(sda) Der Nationalrat will die unterschiedlichen Betreibungsregister in der Schweiz zusammenführen. Der Nationalrat hat am Dienstag einer parlamentarischen Initiative von Erich Hess (SVP/BE) knapp zugestimmt.

"Das Betreibungsregister sollte Auskunft geben über Schulden von Personen", sagte Erich Hess im Rat. Dieses sei aber nicht mehr repräsentativ, da die Register regional geführt würden.

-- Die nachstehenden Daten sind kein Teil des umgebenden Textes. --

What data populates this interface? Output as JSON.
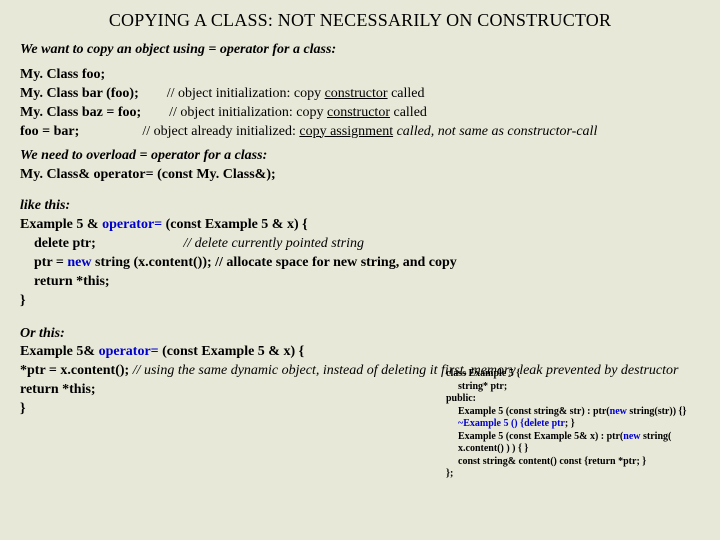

Das ermögliche es, dass man sich eine saubere Weste organisieren könne, auch "wenn man über beide Ohren verschuldet" sei. Man müsse dazu einfach den Wohnort verlassen, in welchem die Betreibungen registriert seien, sagte Hess.

Das führe dazu, dass etwa Vermieter von Wohnungen nicht sähen, wenn ein potenzieller Mieter in einer anderen Gemeinde verschuldet sei, führte Mauro Tuena (SVP/ZH) aus. Vermieter blieben damit auf ihren Kosten sitzen. Mit der parlamentarischen Initiative soll diese Lücke geschlossen werden.

Die nationalrätliche Rechtskommission hatte der Initiative im Jahr 2016 noch Folge gegeben, die Schwesterkommission lehnte das Ansinnen 2017 einstimmig ab. Bei der erneuten Prüfung im Februar dieses Jahres änderte die nationalrätliche Kommission ihre Meinung. Sie lehnte die Initiative nun auch ab.

Andrea Gmür Schönenberger (CVP/LU) erläuterte namens der Kommission, dass Betreibungen zwar eine immer höhere Bedeutung hätten und es einen Handlungsbedarf gebe. Die Initiative sei aber nicht zweckmässig. Bis zur Lösung des Problems würde es Jahre dauern. Diese würde zudem hohe Kosten verursachen. Es gebe andere Wege, so etwa einen Abgleich der Gläubigerdaten mit den Einwohnerdaten.

Der Nationalrat folgte jedoch knapp der Argumentation der Minderheit von Hess und Tuena mit 89 zu 80 Stimmen bei zwei Enthaltungen.